Specchi riflessi da Jane Austen all’Australia
Une delle scoperte di questo primo mese di sperimentazioni su Netflix sono i telefilm polizieschi Miss Fisher’s Murder Mysteries, serie australiana basata (con notevoli ibertà, credo) sui romanzi con protagonista Phryne Fisher della scrittrice Kerry Greenwood.
Io e Maria Bonaria ce li siamo guardati con molto piacere, anche se la cosa buffa è che andando avanti nella visione, in realtà, emergono una serie di difetti: mi aspettavo maggiore approfondimento dei personaggi, magari, oppure meno sbrigatività nella gestione delle trame, per non parlare di una certa grossolanità nella costruzione dei meccanismi del giallo e di una serie di improbabilità narrative sparse con mano generosa. Il cattivo della prima serie è una specie di Hannibal Lecter in sedicesimo, davvero banale.
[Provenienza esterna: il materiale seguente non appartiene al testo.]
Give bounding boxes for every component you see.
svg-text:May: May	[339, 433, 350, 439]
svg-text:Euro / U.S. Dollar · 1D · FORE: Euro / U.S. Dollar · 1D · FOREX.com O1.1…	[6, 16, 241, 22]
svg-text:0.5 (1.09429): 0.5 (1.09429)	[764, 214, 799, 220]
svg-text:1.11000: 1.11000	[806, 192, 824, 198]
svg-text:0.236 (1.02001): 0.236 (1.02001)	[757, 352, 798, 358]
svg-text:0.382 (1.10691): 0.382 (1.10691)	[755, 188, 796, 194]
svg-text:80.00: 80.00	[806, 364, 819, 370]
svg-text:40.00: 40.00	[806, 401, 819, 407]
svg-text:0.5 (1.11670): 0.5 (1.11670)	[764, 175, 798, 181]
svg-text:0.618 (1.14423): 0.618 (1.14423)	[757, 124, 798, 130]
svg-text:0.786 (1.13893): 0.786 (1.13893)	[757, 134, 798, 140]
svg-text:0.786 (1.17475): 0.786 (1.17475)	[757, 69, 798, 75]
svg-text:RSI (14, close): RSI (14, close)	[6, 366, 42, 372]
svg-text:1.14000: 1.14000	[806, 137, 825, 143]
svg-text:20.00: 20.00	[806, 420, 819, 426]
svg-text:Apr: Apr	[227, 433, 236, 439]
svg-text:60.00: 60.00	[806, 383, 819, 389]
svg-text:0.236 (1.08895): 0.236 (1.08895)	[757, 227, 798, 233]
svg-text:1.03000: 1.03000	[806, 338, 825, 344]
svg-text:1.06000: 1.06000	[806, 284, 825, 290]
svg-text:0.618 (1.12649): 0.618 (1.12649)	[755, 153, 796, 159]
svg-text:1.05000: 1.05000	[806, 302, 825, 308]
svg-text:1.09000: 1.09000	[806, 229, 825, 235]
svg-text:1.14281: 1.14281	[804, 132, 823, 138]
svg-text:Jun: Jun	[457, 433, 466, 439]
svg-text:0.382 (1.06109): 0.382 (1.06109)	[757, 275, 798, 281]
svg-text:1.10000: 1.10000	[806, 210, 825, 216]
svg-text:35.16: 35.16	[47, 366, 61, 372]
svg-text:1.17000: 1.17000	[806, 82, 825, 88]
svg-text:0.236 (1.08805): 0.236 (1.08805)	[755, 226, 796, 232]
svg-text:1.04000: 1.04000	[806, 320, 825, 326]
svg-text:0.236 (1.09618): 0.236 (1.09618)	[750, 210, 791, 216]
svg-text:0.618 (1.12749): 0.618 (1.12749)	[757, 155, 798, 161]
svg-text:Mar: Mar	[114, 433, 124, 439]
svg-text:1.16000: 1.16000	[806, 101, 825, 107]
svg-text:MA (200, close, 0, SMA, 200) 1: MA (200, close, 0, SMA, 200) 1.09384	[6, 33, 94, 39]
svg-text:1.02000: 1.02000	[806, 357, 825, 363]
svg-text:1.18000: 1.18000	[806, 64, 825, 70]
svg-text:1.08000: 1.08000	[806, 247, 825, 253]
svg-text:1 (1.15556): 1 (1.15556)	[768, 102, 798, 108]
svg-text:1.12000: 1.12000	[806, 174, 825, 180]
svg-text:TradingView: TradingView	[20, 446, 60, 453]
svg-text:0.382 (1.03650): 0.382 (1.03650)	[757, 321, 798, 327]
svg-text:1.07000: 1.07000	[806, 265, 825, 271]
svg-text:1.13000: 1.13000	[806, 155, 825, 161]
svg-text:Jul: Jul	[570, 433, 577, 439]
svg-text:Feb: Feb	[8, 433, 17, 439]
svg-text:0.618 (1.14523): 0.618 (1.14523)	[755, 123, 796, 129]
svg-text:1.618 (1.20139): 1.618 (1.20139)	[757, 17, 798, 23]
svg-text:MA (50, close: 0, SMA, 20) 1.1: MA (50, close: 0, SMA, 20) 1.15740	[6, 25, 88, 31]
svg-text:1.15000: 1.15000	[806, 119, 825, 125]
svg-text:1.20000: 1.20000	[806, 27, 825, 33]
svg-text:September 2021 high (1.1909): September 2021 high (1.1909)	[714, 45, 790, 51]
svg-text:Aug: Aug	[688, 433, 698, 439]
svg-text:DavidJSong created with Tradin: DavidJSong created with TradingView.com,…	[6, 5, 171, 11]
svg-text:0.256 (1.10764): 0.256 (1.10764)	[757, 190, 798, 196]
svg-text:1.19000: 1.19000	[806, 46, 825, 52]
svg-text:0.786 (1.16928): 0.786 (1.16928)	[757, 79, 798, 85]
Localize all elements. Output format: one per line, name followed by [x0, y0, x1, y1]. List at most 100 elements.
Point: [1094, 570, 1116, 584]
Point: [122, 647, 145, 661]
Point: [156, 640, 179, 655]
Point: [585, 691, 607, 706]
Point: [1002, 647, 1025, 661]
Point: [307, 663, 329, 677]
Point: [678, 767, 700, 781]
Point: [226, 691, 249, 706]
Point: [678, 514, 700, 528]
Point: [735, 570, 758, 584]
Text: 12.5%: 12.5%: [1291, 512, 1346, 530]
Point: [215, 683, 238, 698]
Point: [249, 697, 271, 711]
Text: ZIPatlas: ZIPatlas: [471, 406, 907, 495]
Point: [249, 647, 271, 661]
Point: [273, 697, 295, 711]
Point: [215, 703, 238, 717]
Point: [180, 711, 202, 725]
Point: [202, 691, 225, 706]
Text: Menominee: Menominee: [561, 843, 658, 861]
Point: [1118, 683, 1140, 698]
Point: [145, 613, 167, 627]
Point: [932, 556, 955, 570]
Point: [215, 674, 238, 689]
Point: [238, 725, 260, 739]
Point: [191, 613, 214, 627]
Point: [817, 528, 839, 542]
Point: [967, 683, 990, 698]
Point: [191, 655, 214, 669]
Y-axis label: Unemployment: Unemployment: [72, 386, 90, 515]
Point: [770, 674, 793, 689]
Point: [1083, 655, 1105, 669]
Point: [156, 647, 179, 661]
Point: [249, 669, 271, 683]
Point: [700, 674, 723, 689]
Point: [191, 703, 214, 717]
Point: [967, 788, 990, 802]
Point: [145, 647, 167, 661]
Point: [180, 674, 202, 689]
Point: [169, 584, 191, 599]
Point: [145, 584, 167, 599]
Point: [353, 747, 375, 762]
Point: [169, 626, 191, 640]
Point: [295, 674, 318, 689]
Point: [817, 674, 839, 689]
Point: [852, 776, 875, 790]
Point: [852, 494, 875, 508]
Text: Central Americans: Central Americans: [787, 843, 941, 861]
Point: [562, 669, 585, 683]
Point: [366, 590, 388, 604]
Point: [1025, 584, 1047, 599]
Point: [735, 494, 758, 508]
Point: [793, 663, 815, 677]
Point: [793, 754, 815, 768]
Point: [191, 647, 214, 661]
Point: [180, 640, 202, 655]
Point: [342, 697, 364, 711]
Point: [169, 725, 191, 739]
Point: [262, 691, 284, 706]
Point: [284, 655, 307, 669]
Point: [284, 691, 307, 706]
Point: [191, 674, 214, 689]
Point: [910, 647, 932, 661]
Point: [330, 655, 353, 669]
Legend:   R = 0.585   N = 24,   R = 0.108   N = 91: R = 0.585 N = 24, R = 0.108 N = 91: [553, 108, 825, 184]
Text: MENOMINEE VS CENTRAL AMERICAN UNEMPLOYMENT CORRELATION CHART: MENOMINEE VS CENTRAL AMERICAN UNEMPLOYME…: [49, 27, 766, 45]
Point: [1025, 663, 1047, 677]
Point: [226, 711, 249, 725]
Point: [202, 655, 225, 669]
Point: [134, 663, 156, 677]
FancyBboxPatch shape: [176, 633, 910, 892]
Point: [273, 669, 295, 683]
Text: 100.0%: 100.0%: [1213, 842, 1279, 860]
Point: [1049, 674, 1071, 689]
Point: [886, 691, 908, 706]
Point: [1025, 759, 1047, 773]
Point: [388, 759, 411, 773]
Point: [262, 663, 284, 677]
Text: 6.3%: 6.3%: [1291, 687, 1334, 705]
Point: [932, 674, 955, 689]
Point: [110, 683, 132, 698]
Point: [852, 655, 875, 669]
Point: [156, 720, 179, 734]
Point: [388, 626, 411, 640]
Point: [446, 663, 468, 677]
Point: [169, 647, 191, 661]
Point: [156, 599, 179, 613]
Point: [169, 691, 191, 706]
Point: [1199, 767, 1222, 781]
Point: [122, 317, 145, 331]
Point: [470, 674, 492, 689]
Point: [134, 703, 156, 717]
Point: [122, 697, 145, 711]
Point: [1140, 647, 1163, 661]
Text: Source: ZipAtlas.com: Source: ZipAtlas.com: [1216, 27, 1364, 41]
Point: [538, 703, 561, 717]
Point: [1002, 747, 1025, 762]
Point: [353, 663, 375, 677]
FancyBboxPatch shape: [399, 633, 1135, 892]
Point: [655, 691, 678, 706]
E anche l’interesse dell’ambientazione – Australia, anni ’20! – scompare abbastanza presto dietro l’impressione di citazioni doverose che tuttavia non vanno mai a fondo: forse sono io che non colgo bene eventuali richiami al passato nazionale – e panorami, luoghi – che per gli spettatori australiani possono essere evidenti, ma tutto mi sembra un po’ ingessato: nell’ultima puntata che ho visto, per esempio, compaiono temi che erano veramente importanti all’epoca: il trauma della guerra con il quale fare i conti e, in collegamento, le sedute spiritiche e la passione dilagante per l’occulto (ho già raccontato della inaspettata adesione di Conan Doyle) con tanto di medium con misteriose origini nell’est europeo (la Madame Bolkowsky dell’episodio ricorda parecchio Madame Blavatsky), gli obiettori di coscienza, gli invalidi da iprite e molte altre cose; eppure tutto appare convenzionale e piuttosto freddo, come se ci fosse un grande lavoro di documentazione affidato però a uno sceneggiatore al quale del tutto interessa il giusto, cioè poco. Non parliamo di come è stato sconciato il tema della passione dilagante per l’egittologia.
In parte dipende, ed è anche la chiave del successo dello show, dal fatto che il personaggio di Phryne Fisher, nella ottima interpretazione di Essie Davis, si mangia praticamente tutto il resto del cast, della storia e dell’ambientazione; è un’arma a doppio taglio, ovviamente: è sufficiente a garantire il successo della serie ma contemporaneamente la indebolisce e ne fa emergere i difetti, quando ci si rende conto che tutto il resto, a parte l’interpretazione di Nathan Page, un ottimo ispettore Jack Robinson, non è all’altezza: una cosa curiosa che raramente mi è capitato di vedere.
In realtà però non è di questo che volevo parlare, ma del fatto che la serie me ne ricorda irresistibilmente un’altra, e cioè quella di Castle. E trovo interessante la somiglianza perché in realtà le due serie si riflettono curiosamente a vicenda, invertendo il genere dei personaggi principali, cioè Castle/Beckett e Fisher/Robinson. E facendolo dicono abbastanza di come gli sceneggiatori lavorano, di come ci immaginiamo le storie e di cosa pensiamo dei ruoli maschili e femminili in vari campi, dal crimine alla camera da letto. Non è una cosa nuova: è una operazione che Jane Austen fece scientemente, capovolgendo la sua storia più famosa, cioè Orgoglio e pregiudizio, e mettendo nel ruolo di Darcy una donna; il risultato sarà Emma, e tanto di cappello.
Però di tutto questo parlerò domani, se no tutto diventa troppo lungo e molto amici già si lamentano della mia prolissità sul blog. Domani torniamo a parlare di Miss Phryne, Castle e Beckett, la signorina Austen e i suoi personaggi e le differenze di genere (wow!!) e del perché il motivo del successo di Miss Fisher’s Murder Mysteries probabilmente sta in questo intreccio. Promesso!
Promesso: quando mai ho detto che avrei completato un articolo il giorno dopo e poi non l’ho fatto?!